With great anticipation, H and I headed to Dr. T’s office today. We navigated the sea of pregnant and formerly pregnant mothers and their children, husbands, and mothers. They gave us a tiny, pink appointment book – a place to track my visits and plot my weight as I grow and release a tiny human. We took a seat and browsed through magazines for the medical centre that offered advice on surviving the “confinement period” (many new Chinese mothers stay inside with their newborn for the first 30 days) and dispelled purportedly common myths like that eating mutton will give your child epilepsy. A nurse called my name, and we moved closer to the front of the long, narrow room. She asked my height, my last period. She whispered in my ear “do you have inverted nipples?” Precise and discreet.
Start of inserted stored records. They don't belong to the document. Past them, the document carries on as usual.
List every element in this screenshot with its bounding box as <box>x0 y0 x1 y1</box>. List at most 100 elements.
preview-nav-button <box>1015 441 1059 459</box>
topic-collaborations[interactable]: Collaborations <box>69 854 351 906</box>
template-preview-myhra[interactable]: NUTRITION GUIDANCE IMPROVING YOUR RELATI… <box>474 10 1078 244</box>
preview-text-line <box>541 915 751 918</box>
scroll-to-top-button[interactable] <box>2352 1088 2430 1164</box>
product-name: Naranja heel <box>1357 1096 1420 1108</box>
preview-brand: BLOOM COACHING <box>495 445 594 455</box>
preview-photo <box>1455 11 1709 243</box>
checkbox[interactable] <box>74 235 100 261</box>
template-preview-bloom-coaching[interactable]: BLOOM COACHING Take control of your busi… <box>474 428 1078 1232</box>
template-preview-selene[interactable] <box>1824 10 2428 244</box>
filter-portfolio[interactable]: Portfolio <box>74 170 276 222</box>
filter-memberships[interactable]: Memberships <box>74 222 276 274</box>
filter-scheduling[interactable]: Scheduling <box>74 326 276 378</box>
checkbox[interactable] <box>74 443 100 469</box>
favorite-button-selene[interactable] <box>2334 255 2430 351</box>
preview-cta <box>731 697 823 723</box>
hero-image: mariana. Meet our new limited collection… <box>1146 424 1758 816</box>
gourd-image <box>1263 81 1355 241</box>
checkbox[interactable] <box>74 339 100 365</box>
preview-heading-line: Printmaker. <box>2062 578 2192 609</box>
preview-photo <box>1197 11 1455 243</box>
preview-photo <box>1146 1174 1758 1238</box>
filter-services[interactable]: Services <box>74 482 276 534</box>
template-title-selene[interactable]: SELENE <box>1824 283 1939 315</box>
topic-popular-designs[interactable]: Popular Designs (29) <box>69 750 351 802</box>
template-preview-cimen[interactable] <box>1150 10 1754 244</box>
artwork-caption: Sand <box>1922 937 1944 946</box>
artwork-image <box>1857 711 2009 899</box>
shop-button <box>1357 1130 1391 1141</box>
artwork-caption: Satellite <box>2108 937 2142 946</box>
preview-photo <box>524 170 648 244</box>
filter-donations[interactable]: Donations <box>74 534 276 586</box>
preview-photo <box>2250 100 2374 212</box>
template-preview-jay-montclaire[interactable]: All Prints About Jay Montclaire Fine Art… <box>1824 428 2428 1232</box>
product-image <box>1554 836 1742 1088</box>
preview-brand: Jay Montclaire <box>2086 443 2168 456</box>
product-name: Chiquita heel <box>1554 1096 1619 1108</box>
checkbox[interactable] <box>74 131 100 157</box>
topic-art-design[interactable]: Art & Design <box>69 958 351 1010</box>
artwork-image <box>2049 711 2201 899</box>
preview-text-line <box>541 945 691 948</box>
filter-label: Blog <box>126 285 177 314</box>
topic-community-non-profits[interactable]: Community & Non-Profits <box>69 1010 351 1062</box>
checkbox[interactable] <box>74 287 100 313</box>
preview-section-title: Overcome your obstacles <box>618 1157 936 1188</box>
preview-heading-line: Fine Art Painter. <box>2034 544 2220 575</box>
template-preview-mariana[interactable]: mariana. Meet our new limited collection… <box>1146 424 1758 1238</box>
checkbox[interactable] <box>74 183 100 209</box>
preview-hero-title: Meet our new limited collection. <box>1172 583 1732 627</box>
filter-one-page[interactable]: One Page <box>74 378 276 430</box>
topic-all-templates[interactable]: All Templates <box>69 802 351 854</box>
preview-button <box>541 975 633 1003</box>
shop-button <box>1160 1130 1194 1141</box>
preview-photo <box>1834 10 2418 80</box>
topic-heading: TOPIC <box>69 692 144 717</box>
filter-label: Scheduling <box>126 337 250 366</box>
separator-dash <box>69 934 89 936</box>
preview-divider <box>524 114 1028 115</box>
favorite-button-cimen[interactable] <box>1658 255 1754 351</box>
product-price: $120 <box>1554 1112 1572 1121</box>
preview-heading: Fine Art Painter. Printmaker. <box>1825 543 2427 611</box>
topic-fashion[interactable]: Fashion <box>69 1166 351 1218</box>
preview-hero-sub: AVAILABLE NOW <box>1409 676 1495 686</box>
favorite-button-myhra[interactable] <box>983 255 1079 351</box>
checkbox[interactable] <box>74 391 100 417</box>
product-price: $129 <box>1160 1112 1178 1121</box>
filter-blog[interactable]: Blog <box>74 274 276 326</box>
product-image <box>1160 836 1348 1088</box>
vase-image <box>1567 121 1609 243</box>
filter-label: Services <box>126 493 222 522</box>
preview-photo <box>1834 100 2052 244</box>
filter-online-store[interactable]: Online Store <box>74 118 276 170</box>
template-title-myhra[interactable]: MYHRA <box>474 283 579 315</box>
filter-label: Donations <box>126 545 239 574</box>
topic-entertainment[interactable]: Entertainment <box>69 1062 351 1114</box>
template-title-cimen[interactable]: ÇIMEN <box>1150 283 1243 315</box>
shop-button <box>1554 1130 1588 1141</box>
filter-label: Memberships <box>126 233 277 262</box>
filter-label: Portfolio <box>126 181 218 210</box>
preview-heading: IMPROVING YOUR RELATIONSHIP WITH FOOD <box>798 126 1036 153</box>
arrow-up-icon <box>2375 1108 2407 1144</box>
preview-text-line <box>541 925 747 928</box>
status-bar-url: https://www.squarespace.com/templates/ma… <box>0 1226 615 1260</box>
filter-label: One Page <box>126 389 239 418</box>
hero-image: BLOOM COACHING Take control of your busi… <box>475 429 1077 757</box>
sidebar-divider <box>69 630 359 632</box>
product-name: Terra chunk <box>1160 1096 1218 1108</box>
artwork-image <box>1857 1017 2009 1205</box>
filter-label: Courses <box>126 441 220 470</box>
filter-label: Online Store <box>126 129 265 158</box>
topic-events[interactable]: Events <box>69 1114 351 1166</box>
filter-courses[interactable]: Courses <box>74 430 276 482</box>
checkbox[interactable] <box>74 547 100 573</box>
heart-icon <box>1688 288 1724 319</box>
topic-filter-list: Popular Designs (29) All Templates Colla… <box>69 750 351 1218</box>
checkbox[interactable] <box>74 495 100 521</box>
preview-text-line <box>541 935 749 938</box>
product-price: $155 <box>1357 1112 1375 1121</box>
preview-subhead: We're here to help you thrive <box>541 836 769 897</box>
An hour later, we sat down with the doctor. He was warm, professional, and he walked us step by step through the process of prepping me for IUI in Bangkok – detailing the required scans and the necessary information we need to provide. Should things go well, would he be willing to deliver our baby? Many places we called so far had said no. He paused, and he said he’d be open to it, though he’d never done it before for a same-sex couple. We smiled, laughed – it was our first time too.

We paid our $128 bill for the consultation. The nurse pulled me aside, and asked me quietly, “Do you need any home ovulation kits? I have extra. “ She has a Thai friend who has undergone IUI there, and she offered to put me in touch with her. I wanted to cry.

Dr. T called two hours later. He had thought on it and prayed on it. He couldn’t help with the delivery; it wasn’t in his beliefs. He was very sorry. I asked whether he could at least help with what we had discussed – providing a routine ultrasound and a few blood test. He apologized. He was very sorry. He offered a refund.